L’autoradio crache ce qu’il peut, une fréquence attrapée au hasard, sans doute la seule qui émette à cinquante kilomètres à la ronde. Franck croit reconnaître la voix de Michel Delpech. Il lui semble logique que les radios du coin ne diffusent que des chanteurs morts, c’est raccord avec le paysage et l’animation dans les villages que le bolide traverse en trombe. Il ne connaît pas cette rengaine, mais le titre, ou ce qui a l’air d’être le titre, enfin disons le mantra répété à longueur de refrain, semble nous renseigner sur l’endroit où tout habitant de ce département aimerait être : Loin d’ici.
Ici, c’est la France des PMU pourris, des centres-villes aux commerces fermés, des petites villes dortoirs, des dernières fermes grises, des casses automobiles, des lotissements gigognes, des parties de chasse et des sculptures moches sur des ronds-points moches. La seule activité touristique à persister dans ce genre de nulle part, c’est le passage de familles de bobos citadins en camion aménagé qui croient passer leurs vacances à faire de l’anthropologie sociale.
Franck est bougon. Les pensées qui parcourent son esprit le minent et terminent de creuser le sillon qui barre son front en deux, à la verticale. Un véritable ravin. Cette ride impressionnante lui a apporté – en partie – son surnom : le lion. Il faut dire qu’aujourd’hui comme hier, le flic à la retraite ne supporte pas trop ses contemporains.

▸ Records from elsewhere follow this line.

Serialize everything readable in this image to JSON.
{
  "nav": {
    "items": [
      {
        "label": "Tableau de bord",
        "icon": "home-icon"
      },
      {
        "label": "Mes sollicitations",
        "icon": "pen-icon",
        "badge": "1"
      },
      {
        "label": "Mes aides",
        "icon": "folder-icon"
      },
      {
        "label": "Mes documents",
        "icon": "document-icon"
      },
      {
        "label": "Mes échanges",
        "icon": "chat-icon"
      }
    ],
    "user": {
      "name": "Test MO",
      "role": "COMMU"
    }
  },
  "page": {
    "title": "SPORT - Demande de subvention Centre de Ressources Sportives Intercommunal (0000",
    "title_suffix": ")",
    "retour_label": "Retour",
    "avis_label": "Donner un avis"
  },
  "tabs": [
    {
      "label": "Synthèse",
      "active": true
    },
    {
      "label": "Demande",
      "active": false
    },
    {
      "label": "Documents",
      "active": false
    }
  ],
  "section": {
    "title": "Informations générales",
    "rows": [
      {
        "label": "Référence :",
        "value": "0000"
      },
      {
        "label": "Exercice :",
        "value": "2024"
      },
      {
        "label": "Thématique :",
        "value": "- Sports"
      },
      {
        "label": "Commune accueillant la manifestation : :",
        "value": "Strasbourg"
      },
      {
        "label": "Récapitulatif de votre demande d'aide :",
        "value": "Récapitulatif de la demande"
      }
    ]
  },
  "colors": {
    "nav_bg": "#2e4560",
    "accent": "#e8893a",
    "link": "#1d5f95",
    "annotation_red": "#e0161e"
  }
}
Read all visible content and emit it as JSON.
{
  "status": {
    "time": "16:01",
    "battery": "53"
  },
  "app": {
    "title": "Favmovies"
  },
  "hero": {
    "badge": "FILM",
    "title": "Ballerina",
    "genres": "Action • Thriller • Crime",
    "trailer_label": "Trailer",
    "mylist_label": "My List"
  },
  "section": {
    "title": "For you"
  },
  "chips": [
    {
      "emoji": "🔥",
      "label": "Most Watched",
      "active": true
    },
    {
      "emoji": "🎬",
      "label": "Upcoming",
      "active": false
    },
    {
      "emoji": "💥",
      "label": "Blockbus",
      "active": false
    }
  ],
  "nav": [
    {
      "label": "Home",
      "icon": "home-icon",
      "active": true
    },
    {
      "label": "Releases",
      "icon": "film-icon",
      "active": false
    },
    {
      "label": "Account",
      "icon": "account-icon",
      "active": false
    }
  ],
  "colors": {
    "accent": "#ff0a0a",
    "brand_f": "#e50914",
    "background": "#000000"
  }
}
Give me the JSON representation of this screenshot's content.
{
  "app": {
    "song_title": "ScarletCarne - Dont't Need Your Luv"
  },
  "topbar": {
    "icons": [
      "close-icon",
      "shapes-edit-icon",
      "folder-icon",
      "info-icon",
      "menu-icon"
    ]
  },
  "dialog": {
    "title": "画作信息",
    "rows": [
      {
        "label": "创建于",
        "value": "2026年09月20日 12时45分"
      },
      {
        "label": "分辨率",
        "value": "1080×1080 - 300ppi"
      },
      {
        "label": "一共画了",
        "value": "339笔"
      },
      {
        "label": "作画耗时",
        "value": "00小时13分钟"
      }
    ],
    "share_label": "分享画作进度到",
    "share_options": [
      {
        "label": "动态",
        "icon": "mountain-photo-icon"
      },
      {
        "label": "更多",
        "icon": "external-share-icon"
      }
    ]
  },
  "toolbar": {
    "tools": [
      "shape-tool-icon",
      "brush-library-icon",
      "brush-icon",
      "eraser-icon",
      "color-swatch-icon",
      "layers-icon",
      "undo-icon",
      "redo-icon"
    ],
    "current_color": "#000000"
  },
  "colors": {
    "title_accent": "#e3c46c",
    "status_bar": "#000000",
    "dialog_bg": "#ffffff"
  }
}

Il devrait pourtant se réjouir d’être assis à côté de Sarah. Quand elle pousse les rapports de son Austin Mini, une voiture de poupée dans laquelle le lion a dû se plier pour rentrer, elle rayonne – un pétillement de bonne humeur sur l’âme grise des Vosges saônoises. Mais dire qu’elle conduit est inapproprié ; il serait plus juste de dire qu’elle pilote. À chaque virage, Franck serre les fesses et ferme les yeux, donnant des coups de tatane reflexes vers le plancher pour écraser une pédale de frein imaginaire. Car sa dulcinée coupe les courbes, invente des trajectoires inédites que même les champions de courses de côte n’ont jamais empruntées jusqu’ici. Et puis, sans prévenir, elle profite d’une ligne droite pour lui parler en le dévorant des yeux, dix secondes sans mater la chaussée, aucune chance d’éviter la rencontre fortuite et potentielle avec un platane à deux doigts de changer leur escapade romantique en aller simple pour Tombouctou. Mourir à Remiremont, merde ! Ça sonne comme le titre d’un téléfilm de France 3, avec Stéphane Bern dans le rôle du flic. Dans la tête du lion, l’ex-lieutenant de police et ses principes bataillent avec l’amoureux transi pour freiner la conduite accidentogène de sa go, mais il faut croire que l’amour passe la jugeote à la machine, avec essorage à 1000 tours/minute, car Franck laisse Sarah faire, et la Mini filer un train d’enfer.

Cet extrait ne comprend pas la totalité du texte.